Negating uncertainty in Cambodia
Following on from the Q2 report titled “Eye of the Storm”, the theme of navigating uncertainty was again heavily influenced by global events, specifically the current war in Ukraine and the impact it is having on the global economy.
The panel spoke about the high levels of inflation currently affecting many western countries and the challenges this would create for the real estate sector in Phnom Penh and beyond.
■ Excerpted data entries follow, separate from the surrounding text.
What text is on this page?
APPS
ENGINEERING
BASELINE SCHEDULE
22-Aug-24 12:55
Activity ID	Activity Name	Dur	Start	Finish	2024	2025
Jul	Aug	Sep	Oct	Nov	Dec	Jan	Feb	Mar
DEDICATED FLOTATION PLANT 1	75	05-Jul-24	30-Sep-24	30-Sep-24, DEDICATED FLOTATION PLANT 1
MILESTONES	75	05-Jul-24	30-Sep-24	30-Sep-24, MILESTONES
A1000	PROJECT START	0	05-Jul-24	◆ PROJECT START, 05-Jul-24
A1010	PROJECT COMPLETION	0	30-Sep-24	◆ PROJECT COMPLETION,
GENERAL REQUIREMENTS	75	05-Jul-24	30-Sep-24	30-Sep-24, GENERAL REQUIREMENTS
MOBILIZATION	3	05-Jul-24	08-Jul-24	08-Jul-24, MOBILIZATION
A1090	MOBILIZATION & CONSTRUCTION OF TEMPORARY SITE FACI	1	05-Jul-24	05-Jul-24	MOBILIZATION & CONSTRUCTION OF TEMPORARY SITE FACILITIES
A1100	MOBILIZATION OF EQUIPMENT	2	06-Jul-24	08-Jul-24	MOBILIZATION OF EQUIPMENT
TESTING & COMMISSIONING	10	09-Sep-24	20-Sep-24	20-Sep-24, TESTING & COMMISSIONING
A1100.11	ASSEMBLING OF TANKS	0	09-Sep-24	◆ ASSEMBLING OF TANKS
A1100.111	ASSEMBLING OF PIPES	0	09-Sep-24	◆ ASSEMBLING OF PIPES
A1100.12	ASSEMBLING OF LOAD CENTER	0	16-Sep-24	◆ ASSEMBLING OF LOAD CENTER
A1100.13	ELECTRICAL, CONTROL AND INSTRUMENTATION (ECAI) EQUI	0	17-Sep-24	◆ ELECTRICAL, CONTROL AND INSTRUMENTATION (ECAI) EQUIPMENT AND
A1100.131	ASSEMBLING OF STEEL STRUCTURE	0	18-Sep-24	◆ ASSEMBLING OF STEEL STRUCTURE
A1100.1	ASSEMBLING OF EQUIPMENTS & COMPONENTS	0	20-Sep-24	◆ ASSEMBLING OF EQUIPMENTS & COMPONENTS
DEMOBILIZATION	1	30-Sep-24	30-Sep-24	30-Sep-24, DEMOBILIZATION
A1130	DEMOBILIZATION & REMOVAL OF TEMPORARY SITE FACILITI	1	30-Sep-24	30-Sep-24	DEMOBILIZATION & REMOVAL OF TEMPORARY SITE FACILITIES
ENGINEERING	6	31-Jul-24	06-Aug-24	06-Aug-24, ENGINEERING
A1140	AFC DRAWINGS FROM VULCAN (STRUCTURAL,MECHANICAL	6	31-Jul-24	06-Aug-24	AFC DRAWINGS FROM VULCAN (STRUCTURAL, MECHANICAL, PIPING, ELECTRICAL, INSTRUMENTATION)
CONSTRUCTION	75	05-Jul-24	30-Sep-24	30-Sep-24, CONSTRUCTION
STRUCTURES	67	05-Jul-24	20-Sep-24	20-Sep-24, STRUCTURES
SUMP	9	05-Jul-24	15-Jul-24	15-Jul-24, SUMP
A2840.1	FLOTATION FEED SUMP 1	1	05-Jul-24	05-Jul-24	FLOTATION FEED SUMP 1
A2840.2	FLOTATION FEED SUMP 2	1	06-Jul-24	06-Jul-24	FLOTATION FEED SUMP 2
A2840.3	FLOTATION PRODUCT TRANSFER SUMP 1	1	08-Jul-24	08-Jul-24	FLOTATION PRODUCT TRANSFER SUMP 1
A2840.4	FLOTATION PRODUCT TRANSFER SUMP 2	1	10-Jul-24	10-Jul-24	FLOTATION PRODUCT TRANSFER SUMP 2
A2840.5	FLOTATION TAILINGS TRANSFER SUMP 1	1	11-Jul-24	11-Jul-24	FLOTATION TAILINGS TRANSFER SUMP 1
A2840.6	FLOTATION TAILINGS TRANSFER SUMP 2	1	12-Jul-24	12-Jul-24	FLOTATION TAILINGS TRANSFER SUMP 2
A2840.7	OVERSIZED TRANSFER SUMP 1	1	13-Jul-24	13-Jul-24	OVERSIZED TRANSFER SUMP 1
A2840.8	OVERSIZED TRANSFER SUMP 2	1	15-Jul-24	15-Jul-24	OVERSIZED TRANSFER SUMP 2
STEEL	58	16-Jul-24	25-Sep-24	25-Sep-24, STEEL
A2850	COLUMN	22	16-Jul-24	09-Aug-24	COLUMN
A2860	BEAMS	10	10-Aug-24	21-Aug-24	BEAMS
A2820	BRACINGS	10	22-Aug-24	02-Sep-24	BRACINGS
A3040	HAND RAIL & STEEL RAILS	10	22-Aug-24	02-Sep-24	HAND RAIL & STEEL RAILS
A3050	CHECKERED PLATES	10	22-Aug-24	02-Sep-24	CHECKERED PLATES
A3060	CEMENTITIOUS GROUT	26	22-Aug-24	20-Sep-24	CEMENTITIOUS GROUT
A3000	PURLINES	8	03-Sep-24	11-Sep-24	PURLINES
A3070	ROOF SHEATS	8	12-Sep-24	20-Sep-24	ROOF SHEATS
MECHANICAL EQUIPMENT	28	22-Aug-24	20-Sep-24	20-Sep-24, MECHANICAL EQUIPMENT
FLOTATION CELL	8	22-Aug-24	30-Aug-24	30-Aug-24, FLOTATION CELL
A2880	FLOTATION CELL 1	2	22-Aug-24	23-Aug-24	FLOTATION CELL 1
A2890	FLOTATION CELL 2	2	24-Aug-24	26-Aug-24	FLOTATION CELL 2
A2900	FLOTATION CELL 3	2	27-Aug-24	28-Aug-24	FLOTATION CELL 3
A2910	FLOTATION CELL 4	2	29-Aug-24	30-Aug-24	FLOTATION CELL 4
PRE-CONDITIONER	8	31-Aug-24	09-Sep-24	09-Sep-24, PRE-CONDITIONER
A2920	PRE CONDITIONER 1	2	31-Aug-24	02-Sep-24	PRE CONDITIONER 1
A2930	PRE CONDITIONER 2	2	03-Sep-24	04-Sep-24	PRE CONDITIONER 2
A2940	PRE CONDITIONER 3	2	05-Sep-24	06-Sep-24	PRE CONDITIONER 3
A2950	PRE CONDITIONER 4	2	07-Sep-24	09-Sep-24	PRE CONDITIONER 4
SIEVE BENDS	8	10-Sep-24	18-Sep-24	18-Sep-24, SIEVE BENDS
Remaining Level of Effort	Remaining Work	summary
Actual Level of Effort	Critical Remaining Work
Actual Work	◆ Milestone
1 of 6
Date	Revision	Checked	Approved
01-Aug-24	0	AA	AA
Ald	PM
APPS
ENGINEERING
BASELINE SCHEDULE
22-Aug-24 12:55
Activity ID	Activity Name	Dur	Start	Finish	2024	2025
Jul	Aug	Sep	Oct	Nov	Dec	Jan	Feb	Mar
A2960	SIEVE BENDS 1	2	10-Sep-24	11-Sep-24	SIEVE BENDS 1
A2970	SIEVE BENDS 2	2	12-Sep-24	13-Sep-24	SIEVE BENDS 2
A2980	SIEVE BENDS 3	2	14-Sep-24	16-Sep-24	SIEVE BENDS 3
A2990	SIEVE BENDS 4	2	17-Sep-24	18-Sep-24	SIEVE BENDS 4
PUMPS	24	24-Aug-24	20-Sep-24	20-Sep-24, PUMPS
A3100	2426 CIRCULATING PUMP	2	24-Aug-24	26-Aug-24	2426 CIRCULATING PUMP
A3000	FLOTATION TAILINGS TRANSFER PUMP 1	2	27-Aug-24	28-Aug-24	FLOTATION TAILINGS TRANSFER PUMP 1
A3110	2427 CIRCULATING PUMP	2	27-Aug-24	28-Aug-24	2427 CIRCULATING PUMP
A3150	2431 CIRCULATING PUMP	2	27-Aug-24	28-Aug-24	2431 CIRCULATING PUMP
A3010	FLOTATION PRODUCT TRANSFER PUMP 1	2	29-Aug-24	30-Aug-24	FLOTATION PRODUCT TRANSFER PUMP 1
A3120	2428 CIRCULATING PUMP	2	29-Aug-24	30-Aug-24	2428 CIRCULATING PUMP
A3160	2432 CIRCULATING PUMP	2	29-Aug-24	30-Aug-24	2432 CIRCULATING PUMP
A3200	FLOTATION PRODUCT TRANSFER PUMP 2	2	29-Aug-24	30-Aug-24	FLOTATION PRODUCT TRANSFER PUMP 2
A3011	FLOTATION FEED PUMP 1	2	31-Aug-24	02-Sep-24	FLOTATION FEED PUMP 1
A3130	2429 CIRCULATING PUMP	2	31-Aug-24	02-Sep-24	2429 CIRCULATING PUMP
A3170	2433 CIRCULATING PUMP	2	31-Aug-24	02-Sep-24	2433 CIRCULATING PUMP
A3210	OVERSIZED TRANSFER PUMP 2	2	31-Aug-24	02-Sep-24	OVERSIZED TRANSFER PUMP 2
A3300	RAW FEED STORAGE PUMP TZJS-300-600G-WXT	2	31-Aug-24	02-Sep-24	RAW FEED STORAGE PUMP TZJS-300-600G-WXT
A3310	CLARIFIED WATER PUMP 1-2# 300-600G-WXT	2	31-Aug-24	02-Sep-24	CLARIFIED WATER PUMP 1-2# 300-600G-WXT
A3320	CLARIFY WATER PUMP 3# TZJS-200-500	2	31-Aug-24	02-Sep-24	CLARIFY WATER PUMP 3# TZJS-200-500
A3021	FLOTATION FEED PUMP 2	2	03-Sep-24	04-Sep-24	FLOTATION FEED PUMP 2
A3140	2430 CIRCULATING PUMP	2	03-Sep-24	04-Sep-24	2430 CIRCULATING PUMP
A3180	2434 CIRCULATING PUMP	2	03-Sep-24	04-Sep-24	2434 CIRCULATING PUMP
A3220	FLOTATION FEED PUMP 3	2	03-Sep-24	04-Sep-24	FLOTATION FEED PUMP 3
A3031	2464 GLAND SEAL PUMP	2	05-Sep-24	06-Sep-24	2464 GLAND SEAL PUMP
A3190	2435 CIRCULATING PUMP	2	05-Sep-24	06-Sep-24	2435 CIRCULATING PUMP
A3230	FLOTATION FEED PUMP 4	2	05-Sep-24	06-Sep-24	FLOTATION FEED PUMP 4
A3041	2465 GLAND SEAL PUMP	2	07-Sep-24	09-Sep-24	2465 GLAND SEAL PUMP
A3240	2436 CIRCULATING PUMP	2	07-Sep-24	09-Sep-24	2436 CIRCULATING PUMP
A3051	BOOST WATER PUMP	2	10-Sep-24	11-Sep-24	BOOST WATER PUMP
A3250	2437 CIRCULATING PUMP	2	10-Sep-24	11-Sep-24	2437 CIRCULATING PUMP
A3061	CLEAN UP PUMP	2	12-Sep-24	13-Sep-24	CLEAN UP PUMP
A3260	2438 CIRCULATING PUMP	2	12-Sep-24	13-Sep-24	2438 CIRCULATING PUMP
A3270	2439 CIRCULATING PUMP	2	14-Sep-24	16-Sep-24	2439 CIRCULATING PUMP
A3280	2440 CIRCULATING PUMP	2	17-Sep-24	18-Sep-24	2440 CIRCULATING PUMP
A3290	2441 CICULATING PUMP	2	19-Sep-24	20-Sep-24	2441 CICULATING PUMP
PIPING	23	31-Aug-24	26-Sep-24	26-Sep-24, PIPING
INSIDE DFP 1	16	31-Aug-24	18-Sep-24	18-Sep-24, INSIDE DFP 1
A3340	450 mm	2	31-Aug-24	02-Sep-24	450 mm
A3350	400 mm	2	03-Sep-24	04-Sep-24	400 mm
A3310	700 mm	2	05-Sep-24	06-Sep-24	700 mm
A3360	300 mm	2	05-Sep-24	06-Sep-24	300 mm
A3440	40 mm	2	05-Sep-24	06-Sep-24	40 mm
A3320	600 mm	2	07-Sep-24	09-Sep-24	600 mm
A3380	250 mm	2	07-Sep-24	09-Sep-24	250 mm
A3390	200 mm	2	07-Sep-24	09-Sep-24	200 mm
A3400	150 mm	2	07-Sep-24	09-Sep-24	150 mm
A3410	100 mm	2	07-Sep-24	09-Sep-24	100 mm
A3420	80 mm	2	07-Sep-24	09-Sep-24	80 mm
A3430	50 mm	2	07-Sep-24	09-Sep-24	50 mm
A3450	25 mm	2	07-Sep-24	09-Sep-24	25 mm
This included an impact on construction supply lines, higher costs, as well as people being more conservative with investments.
To read more about Cambodia’s inflation outlook click here.
It would also they added affect inflation within the Kingdom, with transport costs having risen around 20 percent this year according to the panel.
Another key area of concern was with regards to China and its zero Covid policy affecting the completion of local projects, as well as overall investment. This was though an area where Lennon potentially saw light at the end of the tunnel stating: “We are hopeful that after the party congress has finished in China we will gain see not only Chinese visitors but also investors.”
Most analysts are hopeful that will at least partially reopen by the end of Q4. It was though also a potential area for opportunity, a fact that has already been mentioned and indeed utilized in other sectors, such as the textile industry.
Answering a question directly from Cambodia Investment Review about the importance of diversifying from China and how to achieve this Lennon stated: “I strongly believe that we do need to focus more on diversification. I believe this will come from further integration within the markets of ASEAN to not be over-reliant on China.”
The overall message though was positive, if Cambodia can maintain growth within the real-estate sector while the world is in turmoil and it does not have access to one of its biggest markets, then things can only get better.